In the early sixties of the last century, the Israeli ambassador visited the University of Social Sciences in El Salvador, and Kattan was among the dozens of students present, but he was the only one who embarrassed the ambassador with his questions that revealed his convictions and his position on the Israeli occupation of the Palestinian territories.

Ivo Priamo Alvarenga, who was president of the General Assembly of El Salvador Students at the time, says that Kattan entered into an argument with the Israeli ambassador, and that his violent voice and gestures suggested that his patience had run out, and that his convictions could not budge regarding Palestine, yet he did not cross the limits of politeness and decency towards ambassador.

Kattan headed the Liberal Democrats Front at the University of Chemistry when he was a student, and his thinking tended to be conservative, but with a critical tendency with industrial economic tendencies, due to his belonging to a family that made its wealth from the textile and garment industry in San Salvador.

In the early 1970s, the newspaper "The Painted Bird" (La Pájara Pinta) issued a special issue on the late Palestinian President Yasser Arafat. Kattan contacted the newspaper's director, Roberto Sia, and asked him to buy 100 copies to distribute to Palestinian immigrants who "were not aware of what was going on in Palestine or of organized movements." Palestinian Liberation," according to Kattan.

Until the end of the eighties, there were no places of worship for Muslims in El Salvador due to their small number, and on one of his trips to the United States, Qattan saw a mosque frequented by Muslims in America between the eighties and the nineties, and when he returned to his country, he opened in 1992 a mosque called Al-Nour Mosque.

And the almost absence of Muslims in the vicinity of Qattan made him allocate the activities of the mosque to preach and introduce Islam, by organizing dialogue circles, as he believed that discussions were the best way to break down barriers and introduce Islam and Muslims.

Kattan was not satisfied with the mosque, but produced a television program entitled "Explaining Concepts" to introduce Islam and his homeland, Palestine, with an emphasis on his belonging to El Salvador and his attachment to it.
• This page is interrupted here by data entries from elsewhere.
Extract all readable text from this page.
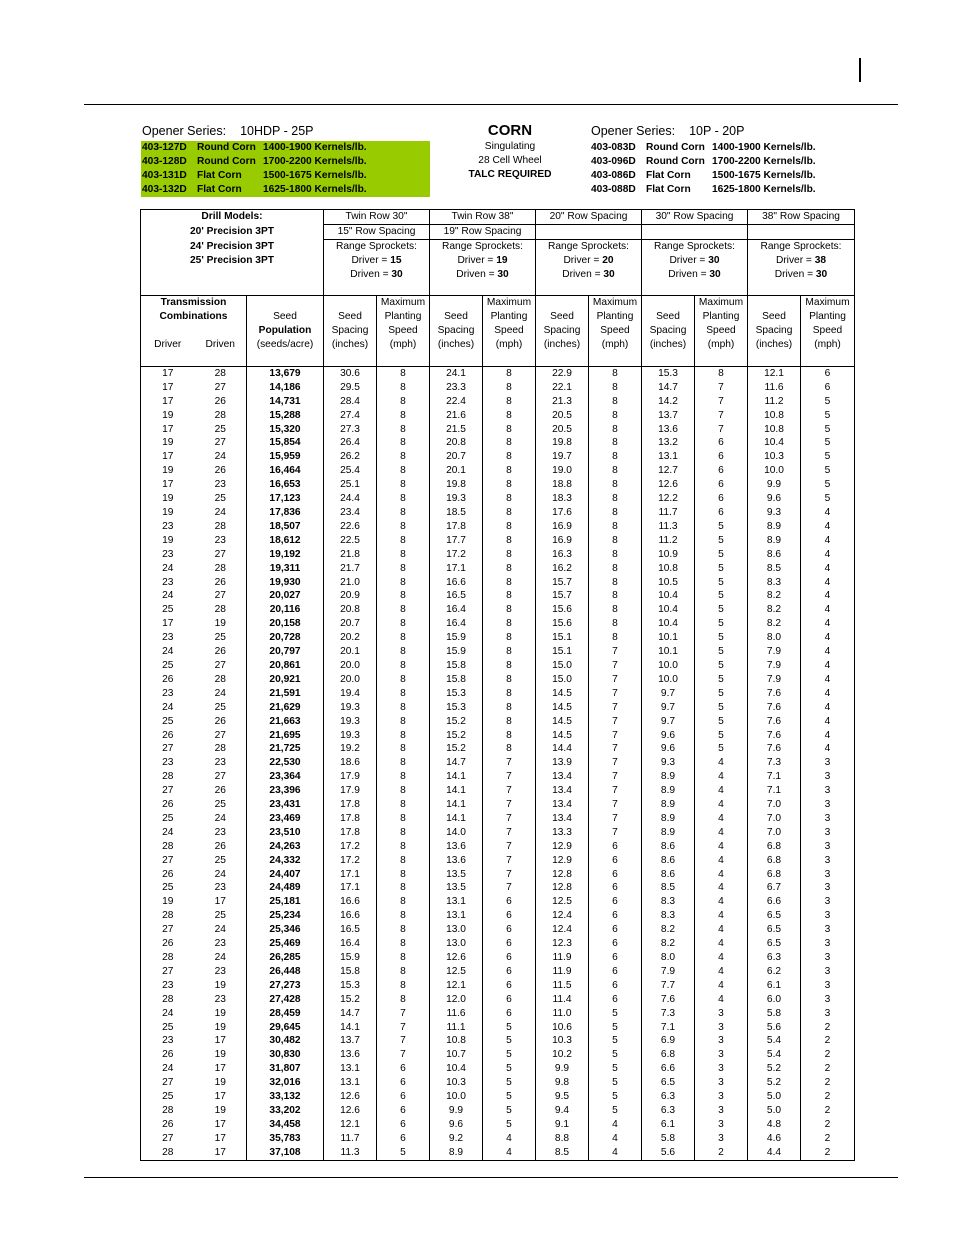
Opener Series: 10HDP - 25P
403-127D Round Corn 1400-1900 Kernels/lb.
403-128D Round Corn 1700-2200 Kernels/lb.
403-131D Flat Corn 1500-1675 Kernels/lb.
403-132D Flat Corn 1625-1800 Kernels/lb.
CORN
Singulating
28 Cell Wheel
TALC REQUIRED
Opener Series: 10P - 20P
403-083D Round Corn 1400-1900 Kernels/lb.
403-096D Round Corn 1700-2200 Kernels/lb.
403-086D Flat Corn 1500-1675 Kernels/lb.
403-088D Flat Corn 1625-1800 Kernels/lb.
Drill Models:			Twin Row 30"		Twin Row 38"		20" Row Spacing		30" Row Spacing		38" Row Spacing	
20' Precision 3PT			15" Row Spacing		19" Row Spacing							
24' Precision 3PT			Range Sprockets:		Range Sprockets:		Range Sprockets:		Range Sprockets:		Range Sprockets:	
25' Precision 3PT			Driver = 15		Driver = 19		Driver = 20		Driver = 30		Driver = 38	
			Driven = 30		Driven = 30		Driven = 30		Driven = 30		Driven = 30	

Transmission				Maximum		Maximum		Maximum		Maximum		Maximum
Combinations		Seed	Seed	Planting	Seed	Planting	Seed	Planting	Seed	Planting	Seed	Planting
		Population	Spacing	Speed	Spacing	Speed	Spacing	Speed	Spacing	Speed	Spacing	Speed
Driver	Driven	(seeds/acre)	(inches)	(mph)	(inches)	(mph)	(inches)	(mph)	(inches)	(mph)	(inches)	(mph)

17	28	13,679	30.6	8	24.1	8	22.9	8	15.3	8	12.1	6
17	27	14,186	29.5	8	23.3	8	22.1	8	14.7	7	11.6	6
17	26	14,731	28.4	8	22.4	8	21.3	8	14.2	7	11.2	5
19	28	15,288	27.4	8	21.6	8	20.5	8	13.7	7	10.8	5
17	25	15,320	27.3	8	21.5	8	20.5	8	13.6	7	10.8	5
19	27	15,854	26.4	8	20.8	8	19.8	8	13.2	6	10.4	5
17	24	15,959	26.2	8	20.7	8	19.7	8	13.1	6	10.3	5
19	26	16,464	25.4	8	20.1	8	19.0	8	12.7	6	10.0	5
17	23	16,653	25.1	8	19.8	8	18.8	8	12.6	6	9.9	5
19	25	17,123	24.4	8	19.3	8	18.3	8	12.2	6	9.6	5
19	24	17,836	23.4	8	18.5	8	17.6	8	11.7	6	9.3	4
23	28	18,507	22.6	8	17.8	8	16.9	8	11.3	5	8.9	4
19	23	18,612	22.5	8	17.7	8	16.9	8	11.2	5	8.9	4
23	27	19,192	21.8	8	17.2	8	16.3	8	10.9	5	8.6	4
24	28	19,311	21.7	8	17.1	8	16.2	8	10.8	5	8.5	4
23	26	19,930	21.0	8	16.6	8	15.7	8	10.5	5	8.3	4
24	27	20,027	20.9	8	16.5	8	15.7	8	10.4	5	8.2	4
25	28	20,116	20.8	8	16.4	8	15.6	8	10.4	5	8.2	4
17	19	20,158	20.7	8	16.4	8	15.6	8	10.4	5	8.2	4
23	25	20,728	20.2	8	15.9	8	15.1	8	10.1	5	8.0	4
24	26	20,797	20.1	8	15.9	8	15.1	7	10.1	5	7.9	4
25	27	20,861	20.0	8	15.8	8	15.0	7	10.0	5	7.9	4
26	28	20,921	20.0	8	15.8	8	15.0	7	10.0	5	7.9	4
23	24	21,591	19.4	8	15.3	8	14.5	7	9.7	5	7.6	4
24	25	21,629	19.3	8	15.3	8	14.5	7	9.7	5	7.6	4
25	26	21,663	19.3	8	15.2	8	14.5	7	9.7	5	7.6	4
26	27	21,695	19.3	8	15.2	8	14.5	7	9.6	5	7.6	4
27	28	21,725	19.2	8	15.2	8	14.4	7	9.6	5	7.6	4
23	23	22,530	18.6	8	14.7	7	13.9	7	9.3	4	7.3	3
28	27	23,364	17.9	8	14.1	7	13.4	7	8.9	4	7.1	3
27	26	23,396	17.9	8	14.1	7	13.4	7	8.9	4	7.1	3
26	25	23,431	17.8	8	14.1	7	13.4	7	8.9	4	7.0	3
25	24	23,469	17.8	8	14.1	7	13.4	7	8.9	4	7.0	3
24	23	23,510	17.8	8	14.0	7	13.3	7	8.9	4	7.0	3
28	26	24,263	17.2	8	13.6	7	12.9	6	8.6	4	6.8	3
27	25	24,332	17.2	8	13.6	7	12.9	6	8.6	4	6.8	3
26	24	24,407	17.1	8	13.5	7	12.8	6	8.6	4	6.8	3
25	23	24,489	17.1	8	13.5	7	12.8	6	8.5	4	6.7	3
19	17	25,181	16.6	8	13.1	6	12.5	6	8.3	4	6.6	3
28	25	25,234	16.6	8	13.1	6	12.4	6	8.3	4	6.5	3
27	24	25,346	16.5	8	13.0	6	12.4	6	8.2	4	6.5	3
26	23	25,469	16.4	8	13.0	6	12.3	6	8.2	4	6.5	3
28	24	26,285	15.9	8	12.6	6	11.9	6	8.0	4	6.3	3
27	23	26,448	15.8	8	12.5	6	11.9	6	7.9	4	6.2	3
23	19	27,273	15.3	8	12.1	6	11.5	6	7.7	4	6.1	3
28	23	27,428	15.2	8	12.0	6	11.4	6	7.6	4	6.0	3
24	19	28,459	14.7	7	11.6	6	11.0	5	7.3	3	5.8	3
25	19	29,645	14.1	7	11.1	5	10.6	5	7.1	3	5.6	2
23	17	30,482	13.7	7	10.8	5	10.3	5	6.9	3	5.4	2
26	19	30,830	13.6	7	10.7	5	10.2	5	6.8	3	5.4	2
24	17	31,807	13.1	6	10.4	5	9.9	5	6.6	3	5.2	2
27	19	32,016	13.1	6	10.3	5	9.8	5	6.5	3	5.2	2
25	17	33,132	12.6	6	10.0	5	9.5	5	6.3	3	5.0	2
28	19	33,202	12.6	6	9.9	5	9.4	5	6.3	3	5.0	2
26	17	34,458	12.1	6	9.6	5	9.1	4	6.1	3	4.8	2
27	17	35,783	11.7	6	9.2	4	8.8	4	5.8	3	4.6	2
28	17	37,108	11.3	5	8.9	4	8.5	4	5.6	2	4.4	2
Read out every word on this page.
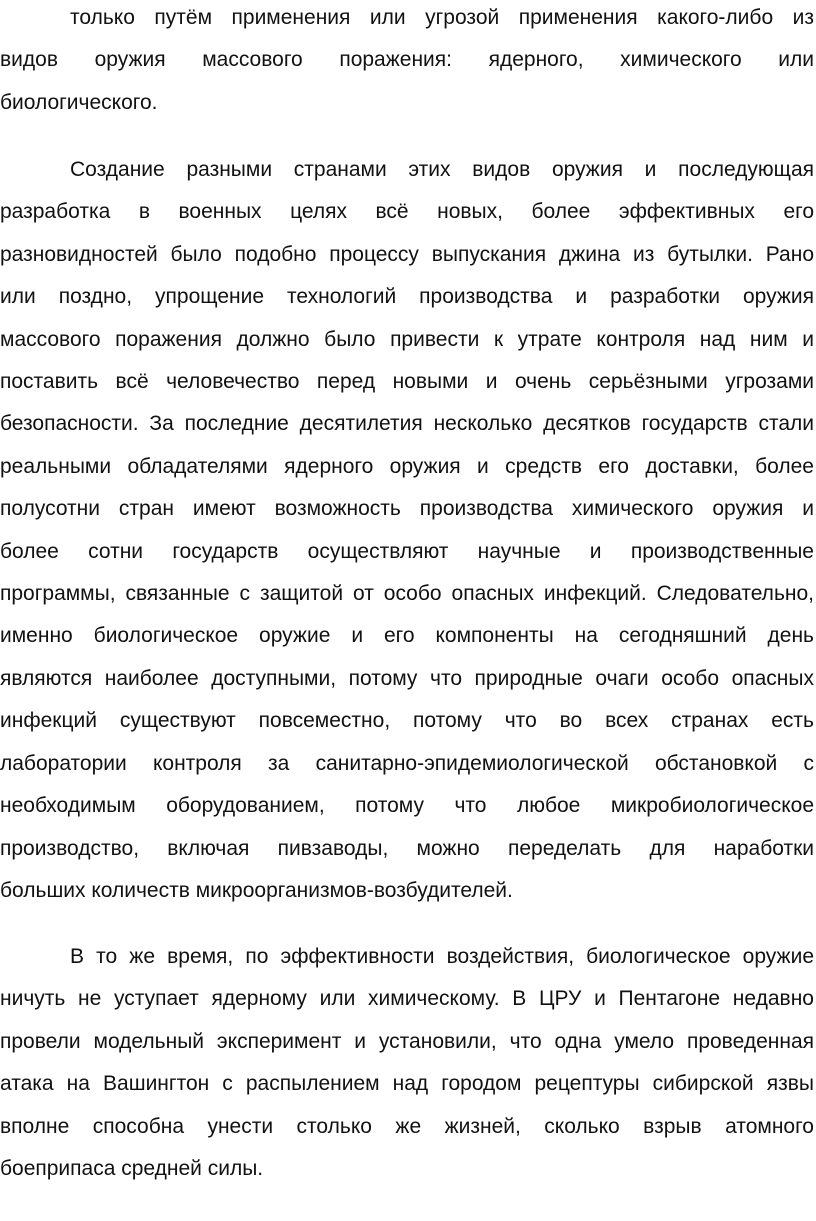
только путём применения или угрозой применения какого-либо из
видов оружия массового поражения: ядерного, химического или
биологического.
Создание разными странами этих видов оружия и последующая
разработка в военных целях всё новых, более эффективных его
разновидностей было подобно процессу выпускания джина из бутылки. Рано
или поздно, упрощение технологий производства и разработки оружия
массового поражения должно было привести к утрате контроля над ним и
поставить всё человечество перед новыми и очень серьёзными угрозами
безопасности. За последние десятилетия несколько десятков государств стали
реальными обладателями ядерного оружия и средств его доставки, более
полусотни стран имеют возможность производства химического оружия и
более сотни государств осуществляют научные и производственные
программы, связанные с защитой от особо опасных инфекций. Следовательно,
именно биологическое оружие и его компоненты на сегодняшний день
являются наиболее доступными, потому что природные очаги особо опасных
инфекций существуют повсеместно, потому что во всех странах есть
лаборатории контроля за санитарно-эпидемиологической обстановкой с
необходимым оборудованием, потому что любое микробиологическое
производство, включая пивзаводы, можно переделать для наработки
больших количеств микроорганизмов-возбудителей.
В то же время, по эффективности воздействия, биологическое оружие
ничуть не уступает ядерному или химическому. В ЦРУ и Пентагоне недавно
провели модельный эксперимент и установили, что одна умело проведенная
атака на Вашингтон с распылением над городом рецептуры сибирской язвы
вполне способна унести столько же жизней, сколько взрыв атомного
боеприпаса средней силы.
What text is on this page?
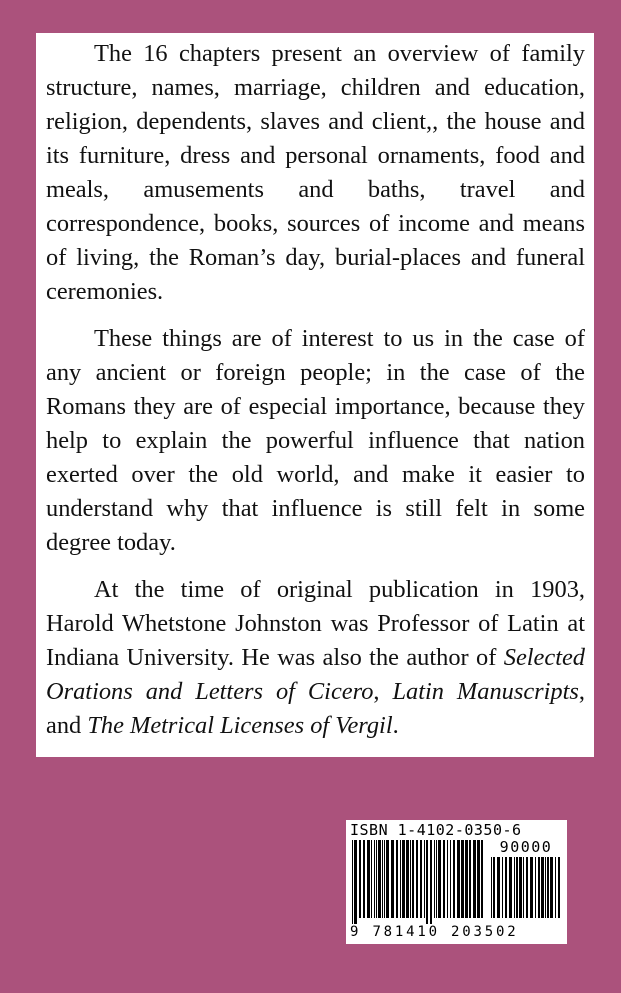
The 16 chapters present an overview of family structure, names, marriage, children and education, religion, dependents, slaves and client,, the house and its furniture, dress and personal ornaments, food and meals, amusements and baths, travel and correspondence, books, sources of income and means of living, the Roman’s day, burial-places and funeral ceremonies.

These things are of interest to us in the case of any ancient or foreign people; in the case of the Romans they are of especial importance, because they help to explain the powerful influence that nation exerted over the old world, and make it easier to understand why that influence is still felt in some degree today.

At the time of original publication in 1903, Harold Whetstone Johnston was Professor of Latin at Indiana University. He was also the author of Selected Orations and Letters of Cicero, Latin Manuscripts, and The Metrical Licenses of Vergil.

ISBN 1-4102-0350-6
90000
9 781410 203502
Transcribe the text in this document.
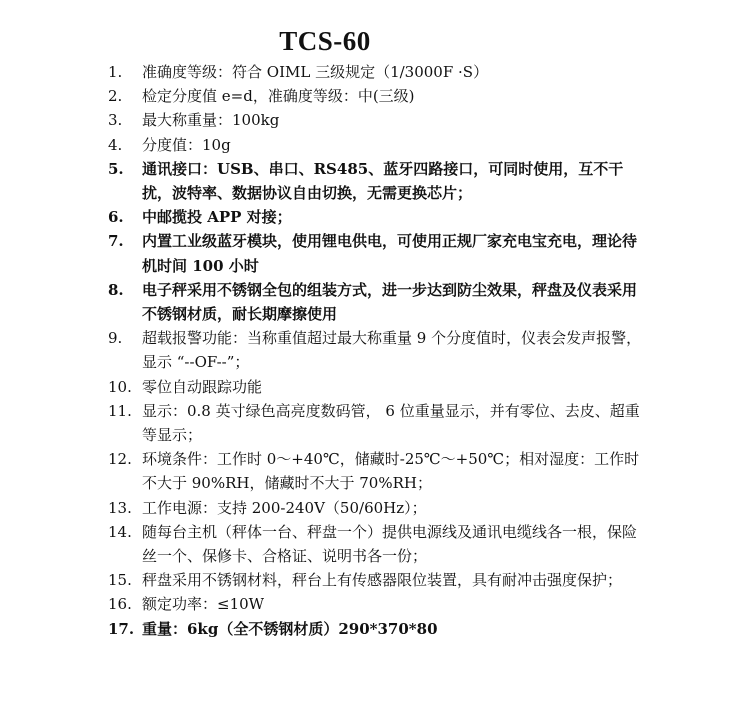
TCS-60
1.	准确度等级：符合 OIML 三级规定（1/3000F ·S）
2.	检定分度值 e=d，准确度等级：中(三级)
3.	最大称重量：100kg
4.	分度值：10g
5.	通讯接口：USB、串口、RS485、蓝牙四路接口，可同时使用，互不干扰，波特率、数据协议自由切换，无需更换芯片；
6.	中邮揽投 APP 对接；
7.	内置工业级蓝牙模块，使用锂电供电，可使用正规厂家充电宝充电，理论待机时间 100 小时
8.	电子秤采用不锈钢全包的组装方式，进一步达到防尘效果，秤盘及仪表采用不锈钢材质，耐长期摩擦使用
9.	超载报警功能：当称重值超过最大称重量 9 个分度值时，仪表会发声报警，显示 “--OF--”；
10. 零位自动跟踪功能
11. 显示：0.8 英寸绿色高亮度数码管， 6 位重量显示，并有零位、去皮、超重等显示；
12. 环境条件：工作时 0～+40℃，储藏时-25℃～+50℃；相对湿度：工作时不大于 90%RH，储藏时不大于 70%RH；
13. 工作电源：支持 200-240V（50/60Hz）；
14. 随每台主机（秤体一台、秤盘一个）提供电源线及通讯电缆线各一根，保险丝一个、保修卡、合格证、说明书各一份；
15. 秤盘采用不锈钢材料，秤台上有传感器限位装置，具有耐冲击强度保护；
16. 额定功率：≤10W
17. 重量：6kg（全不锈钢材质）290*370*80
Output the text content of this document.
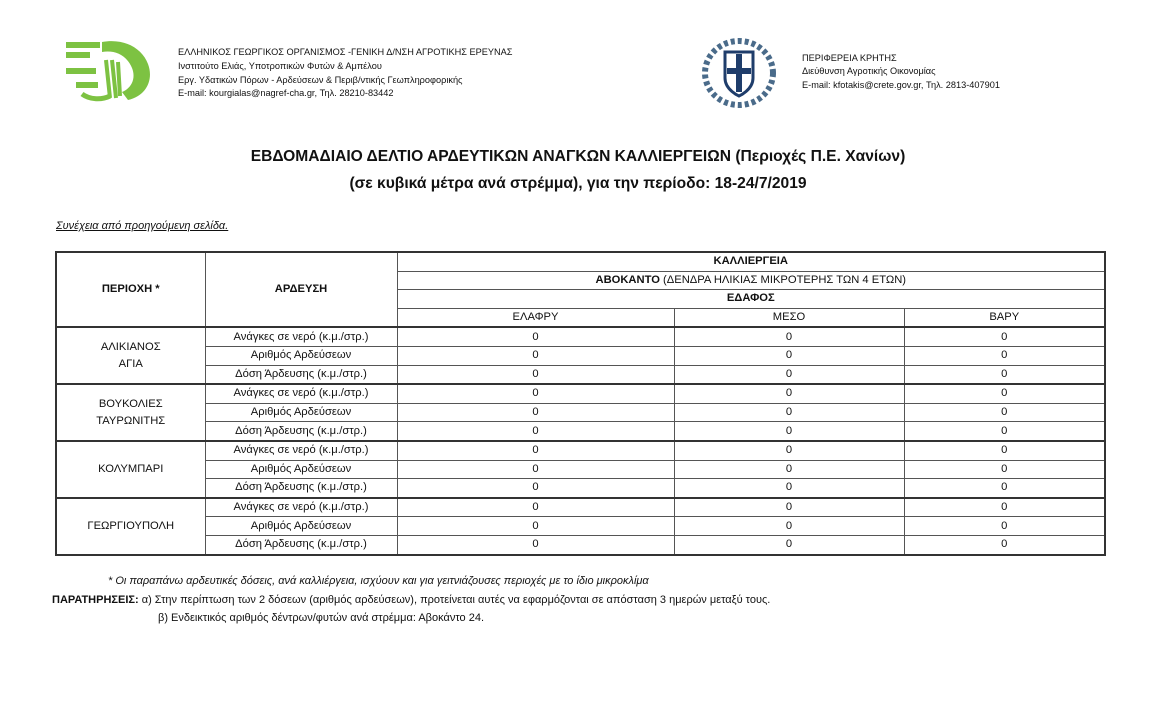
ΕΛΛΗΝΙΚΟΣ ΓΕΩΡΓΙΚΟΣ ΟΡΓΑΝΙΣΜΟΣ -ΓΕΝΙΚΗ Δ/ΝΣΗ ΑΓΡΟΤΙΚΗΣ ΕΡΕΥΝΑΣ
Ινστιτούτο Ελιάς, Υποτροπικών Φυτών & Αμπέλου
Εργ. Υδατικών Πόρων - Αρδεύσεων & Περιβ/ντικής Γεωπληροφορικής
E-mail: kourgialas@nagref-cha.gr, Τηλ. 28210-83442
ΠΕΡΙΦΕΡΕΙΑ ΚΡΗΤΗΣ
Διεύθυνση Αγροτικής Οικονομίας
E-mail: kfotakis@crete.gov.gr, Τηλ. 2813-407901
ΕΒΔΟΜΑΔΙΑΙΟ ΔΕΛΤΙΟ ΑΡΔΕΥΤΙΚΩΝ ΑΝΑΓΚΩΝ ΚΑΛΛΙΕΡΓΕΙΩΝ (Περιοχές Π.Ε. Χανίων)
(σε κυβικά μέτρα ανά στρέμμα), για την περίοδο: 18-24/7/2019
Συνέχεια από προηγούμενη σελίδα.
ΠΕΡΙΟΧΗ *	ΑΡΔΕΥΣΗ	ΚΑΛΛΙΕΡΓΕΙΑ		
		ΑΒΟΚΑΝΤΟ (ΔΕΝΔΡΑ ΗΛΙΚΙΑΣ ΜΙΚΡΟΤΕΡΗΣ ΤΩΝ 4 ΕΤΩΝ)		
		ΕΔΑΦΟΣ		
		ΕΛΑΦΡΥ	ΜΕΣΟ	ΒΑΡΥ

ΑΛΙΚΙΑΝΟΣ
ΑΓΙΑ	Ανάγκες σε νερό (κ.μ./στρ.)	0	0	0
	Αριθμός Αρδεύσεων	0	0	0
	Δόση Άρδευσης (κ.μ./στρ.)	0	0	0

ΒΟΥΚΟΛΙΕΣ
ΤΑΥΡΩΝΙΤΗΣ	Ανάγκες σε νερό (κ.μ./στρ.)	0	0	0
	Αριθμός Αρδεύσεων	0	0	0
	Δόση Άρδευσης (κ.μ./στρ.)	0	0	0

ΚΟΛΥΜΠΑΡΙ	Ανάγκες σε νερό (κ.μ./στρ.)	0	0	0
	Αριθμός Αρδεύσεων	0	0	0
	Δόση Άρδευσης (κ.μ./στρ.)	0	0	0

ΓΕΩΡΓΙΟΥΠΟΛΗ	Ανάγκες σε νερό (κ.μ./στρ.)	0	0	0
	Αριθμός Αρδεύσεων	0	0	0
	Δόση Άρδευσης (κ.μ./στρ.)	0	0	0
* Οι παραπάνω αρδευτικές δόσεις, ανά καλλιέργεια, ισχύουν και για γειτνιάζουσες περιοχές με το ίδιο μικροκλίμα
ΠΑΡΑΤΗΡΗΣΕΙΣ: α) Στην περίπτωση των 2 δόσεων (αριθμός αρδεύσεων), προτείνεται αυτές να εφαρμόζονται σε απόσταση 3 ημερών μεταξύ τους.
β) Ενδεικτικός αριθμός δέντρων/φυτών ανά στρέμμα: Αβοκάντο 24.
And he contributed effectively to the spread of Islam in El Salvador through the charitable works that he was doing, relying on treating all residents of different beliefs and religions on an equal footing, which made many gather around him to learn more about this religion as many declared their conversion to Islam at his hands, and during his life he built 4 mosques in El Salvador and a mosque in Guatemala and Honduras.

Najib Abu Kaila, the eldest son of Kattan, assumed the presidency of El Salvador in 2015 (Getty Images)

Jobs and responsibilities

The scientific path pursued by Kattan and the professional life of his family made him an advocate of supporting local industries, and emphasizing the imposition of duties on goods imported from outside El Salvador.

While managing the textile factories belonging to his family, Kattan succeeded in persuading the government to reduce and abolish customs duties on local products, and thus the textile industry and other industries witnessed a great prosperity in the early seventies.

Kattan took over the management and presidency of his own company, Obermet.

He also established businesses in textiles, commerce, medicine, advertising and the media, and his fortune in the last days of his life amounted to 20 million dollars.

literature

Kattan wrote two books during his career:

  • ABC OF ISLAM, in which he introduced the teachings of Islam and included pictures of the largest mosques in the Arab and Islamic worlds.

  • Clarifying Concepts in Physics.

his death

Kattan died on November 30, 2015 in San Salvador, after a struggle with illness, at the age of 71.